Muda-se em razão das
conveniências, não em função das convicções. Ou das dinâmicas e das narrativas,
como agora se ouve. As
doutrinas políticas já não são o que eram e as ideologias cedem ao pragmatismo
de qualquer realpolitikdoméstica
ou importada.
A
linguagem parece perder a força da representação genuína para ser um
instrumento ao serviço de objectivos ideológicos, que se servem da “correcção
política” para tudo moldarem a arquétipos de construtivismo social. A
mistura sórdida de individualismo agressivo e indiferentismo esboroa o primado
da individualidade e até da dignidade da pessoa.
Os
poderes transformam-se em sociedades de marketing comercial e de merchandising político. As estatísticas, torturadas a
bel-prazer, tornaram-se a mãe de todos os instrumentos de análise, conveniência
ou omissão. O Estado de direito, não raro, fica refém de
poderes não escrutinados e de forças ocultas ou dissimuladas.
Cada
vez mais se quer fazer restringir a responsabilidade política à culpa pessoal
como forma de ultrapassar momentos críticos e de ladear a prestação ética de
contas perante os representados. É o tempo do talvez, do apesar de, do caso tivesse
sido ou de qualquer outra adversativa. É
o tempo de, perante um problema, uma tragédia, se entrar num jogo de culpas,
mas não de desculpas, num assomo de hipocrisia, limitando-se (quando
conveniente) o Estado à Administração Central. Nada acontece diante da
infracção e devassa por meios ilícitos de direitos cívicos inalienáveis, possibilitadas por um Estado de direito
fraco, permeável, transaccionável q.b., aproveitado por certa comunicação
social vampiresca que não olha a meios. Nada acontece a não ser os inquéritos
da praxe sem fim à vista e com os responsáveis a assobiar para o lado.

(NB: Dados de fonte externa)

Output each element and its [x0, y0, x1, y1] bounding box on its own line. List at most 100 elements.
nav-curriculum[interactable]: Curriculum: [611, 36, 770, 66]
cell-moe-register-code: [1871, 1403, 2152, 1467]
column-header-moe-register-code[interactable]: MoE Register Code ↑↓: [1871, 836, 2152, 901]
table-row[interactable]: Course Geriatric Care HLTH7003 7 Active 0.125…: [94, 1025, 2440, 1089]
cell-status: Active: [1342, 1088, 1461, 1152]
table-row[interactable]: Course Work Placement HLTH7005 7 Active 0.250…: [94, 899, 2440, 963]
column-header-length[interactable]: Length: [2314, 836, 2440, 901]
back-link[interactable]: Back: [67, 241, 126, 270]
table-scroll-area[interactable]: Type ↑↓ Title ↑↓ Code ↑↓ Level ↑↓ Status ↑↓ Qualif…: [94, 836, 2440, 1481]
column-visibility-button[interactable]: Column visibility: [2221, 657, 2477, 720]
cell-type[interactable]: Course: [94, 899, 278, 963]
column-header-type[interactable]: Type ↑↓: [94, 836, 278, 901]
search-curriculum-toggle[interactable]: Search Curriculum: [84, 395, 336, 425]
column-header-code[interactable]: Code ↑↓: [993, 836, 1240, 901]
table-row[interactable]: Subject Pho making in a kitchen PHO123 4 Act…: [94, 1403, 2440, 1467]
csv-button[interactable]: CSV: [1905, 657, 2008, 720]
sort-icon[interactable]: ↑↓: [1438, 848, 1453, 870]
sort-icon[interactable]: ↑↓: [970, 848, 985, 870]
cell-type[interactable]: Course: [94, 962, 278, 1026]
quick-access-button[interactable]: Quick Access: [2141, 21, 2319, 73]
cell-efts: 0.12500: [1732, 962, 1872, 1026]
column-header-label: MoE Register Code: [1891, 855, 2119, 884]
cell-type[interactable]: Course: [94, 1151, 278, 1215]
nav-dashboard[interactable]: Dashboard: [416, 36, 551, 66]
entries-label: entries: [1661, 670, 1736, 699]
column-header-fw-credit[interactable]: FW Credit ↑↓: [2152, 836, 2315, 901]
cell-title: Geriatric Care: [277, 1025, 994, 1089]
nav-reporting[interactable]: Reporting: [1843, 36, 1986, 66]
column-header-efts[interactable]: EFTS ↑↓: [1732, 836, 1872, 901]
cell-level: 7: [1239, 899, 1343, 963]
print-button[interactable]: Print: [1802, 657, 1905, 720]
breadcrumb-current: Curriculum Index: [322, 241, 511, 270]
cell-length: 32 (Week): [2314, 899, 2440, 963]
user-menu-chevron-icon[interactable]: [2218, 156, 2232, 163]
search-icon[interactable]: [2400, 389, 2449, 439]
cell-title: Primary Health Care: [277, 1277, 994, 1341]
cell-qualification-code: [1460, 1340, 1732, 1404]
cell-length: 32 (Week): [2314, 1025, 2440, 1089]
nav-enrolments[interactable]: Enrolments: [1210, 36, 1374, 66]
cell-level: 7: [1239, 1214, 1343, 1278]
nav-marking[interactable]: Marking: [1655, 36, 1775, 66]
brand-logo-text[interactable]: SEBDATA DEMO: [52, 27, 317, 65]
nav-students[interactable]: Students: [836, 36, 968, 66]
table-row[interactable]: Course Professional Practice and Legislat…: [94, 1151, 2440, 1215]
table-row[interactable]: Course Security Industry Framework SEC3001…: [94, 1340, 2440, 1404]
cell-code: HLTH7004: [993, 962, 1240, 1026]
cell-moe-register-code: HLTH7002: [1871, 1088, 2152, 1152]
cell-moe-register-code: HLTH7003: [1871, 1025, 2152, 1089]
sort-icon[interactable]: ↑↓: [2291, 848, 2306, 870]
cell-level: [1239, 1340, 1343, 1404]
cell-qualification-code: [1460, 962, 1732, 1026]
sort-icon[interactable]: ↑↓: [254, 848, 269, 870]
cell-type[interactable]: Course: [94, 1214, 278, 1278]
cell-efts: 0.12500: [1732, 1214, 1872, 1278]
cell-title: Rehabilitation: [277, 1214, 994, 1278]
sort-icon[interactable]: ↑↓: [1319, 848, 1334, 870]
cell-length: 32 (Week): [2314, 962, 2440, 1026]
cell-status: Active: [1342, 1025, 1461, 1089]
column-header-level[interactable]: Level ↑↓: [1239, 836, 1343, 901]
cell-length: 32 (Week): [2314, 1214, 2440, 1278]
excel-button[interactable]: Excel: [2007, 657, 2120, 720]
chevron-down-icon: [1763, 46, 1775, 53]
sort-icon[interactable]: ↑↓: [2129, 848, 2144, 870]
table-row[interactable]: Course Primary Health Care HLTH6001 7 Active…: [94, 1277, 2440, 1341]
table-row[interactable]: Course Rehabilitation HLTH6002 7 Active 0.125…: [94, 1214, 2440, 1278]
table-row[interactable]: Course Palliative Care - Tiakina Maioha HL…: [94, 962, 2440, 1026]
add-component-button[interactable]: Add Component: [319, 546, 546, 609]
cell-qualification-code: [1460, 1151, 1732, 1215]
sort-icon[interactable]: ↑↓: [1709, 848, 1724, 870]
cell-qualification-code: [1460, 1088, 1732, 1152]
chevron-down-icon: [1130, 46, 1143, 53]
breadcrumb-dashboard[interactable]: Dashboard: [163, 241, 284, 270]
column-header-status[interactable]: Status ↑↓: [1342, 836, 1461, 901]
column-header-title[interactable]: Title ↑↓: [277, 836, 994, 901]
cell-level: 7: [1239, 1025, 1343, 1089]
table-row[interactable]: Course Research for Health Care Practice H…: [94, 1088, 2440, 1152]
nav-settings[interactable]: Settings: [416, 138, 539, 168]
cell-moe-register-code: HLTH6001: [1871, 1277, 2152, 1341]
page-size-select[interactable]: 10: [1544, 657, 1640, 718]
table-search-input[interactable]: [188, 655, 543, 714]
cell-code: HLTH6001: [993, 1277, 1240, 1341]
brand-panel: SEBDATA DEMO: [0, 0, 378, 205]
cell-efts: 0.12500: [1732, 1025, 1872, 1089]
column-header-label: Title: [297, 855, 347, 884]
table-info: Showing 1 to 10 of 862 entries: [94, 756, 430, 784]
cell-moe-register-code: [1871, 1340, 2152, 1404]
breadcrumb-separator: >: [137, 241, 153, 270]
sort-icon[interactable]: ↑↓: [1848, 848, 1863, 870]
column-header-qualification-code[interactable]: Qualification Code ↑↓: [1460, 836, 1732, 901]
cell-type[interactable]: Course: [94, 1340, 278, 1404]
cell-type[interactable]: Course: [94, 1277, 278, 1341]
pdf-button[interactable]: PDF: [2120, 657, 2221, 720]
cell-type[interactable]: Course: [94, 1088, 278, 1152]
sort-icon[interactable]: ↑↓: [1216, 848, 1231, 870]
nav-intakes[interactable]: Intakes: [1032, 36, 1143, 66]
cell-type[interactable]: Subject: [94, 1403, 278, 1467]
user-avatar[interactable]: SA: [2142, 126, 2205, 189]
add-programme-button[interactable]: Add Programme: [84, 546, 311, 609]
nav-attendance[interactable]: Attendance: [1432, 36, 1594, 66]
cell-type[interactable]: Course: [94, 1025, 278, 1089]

A soberania reside no povo, dizem os preceitos constitucionais das
democracias no mundo. Qual soberania?
A de apenas votar de x em x anos? É sobejamente pouco. E enganoso.
IPSIS VERBIS
CITAÇÃO I: “O
político pensa na próxima eleição. O estadista, na próxima
geração” (James F. Clarke, escritor americano,
1810-1888)
CITAÇÃO II: "Podeis
enganar toda a gente durante um certo tempo; podeis mesmo enganar algumas pessoas
todo o tempo; mas não vos será possível enganar sempre toda a gente”
(Abraham Lincoln, 1809-1865)
CITAÇÃO III: "O
povo deve ser poupado de saber como são feitas as leis e as
salsichas" (W. Churchill,
1874-1965)
CITAÇÃO IV: “O Estado é o servo do cidadão
e não o seu senhor” (John F. Kennedy, 1907-1963)
CITAÇÃO V: “Perdoem,
mas não esqueçam” (Nelson Mandela, 1918-2013)
CITAÇÃO VI: “Olho por olho e o mundo acabará cego” (Mahatma Gandhi,
1869-1948)
SCIENTIA
AMABILIS
A Árvore Portuguesa de 2019
Foi eleita, por
votação online, a Árvore Portuguesa
de 2019. Trata-se de uma azinheira
(Quercus rotundifolia, Lam.) situada no concelho de Mértola, com cerca
de 150 anos. A sua copa é invulgarmente larga, dando-lhe uma expressão
simultaneamente gigantesca e de grande beleza. É conhecida por Azinheira Secular do Monte Barbeiro.
Lembra uma “árvore genealógica” em estilo expressionista. Inserida na Zona
de Protecção Especial do Vale do Guadiana, tem um perímetro do tronco
de 3,56m e ocupa quase 500 metros quadrados. Como está escrito no
texto da sua candidatura, “sentarmo-nos debaixo da sua copa faz com que
o calor abrasador do Alentejo nos pareça suportável e nos permita contemplar a
vastidão da planície envolvente respirando a sua tranquilidade”. Vai
agora concorrer à Arvore Europeia e, quem sabe, possa suceder ao Sobreiro
Assobiador de Palmela, que venceu este ano.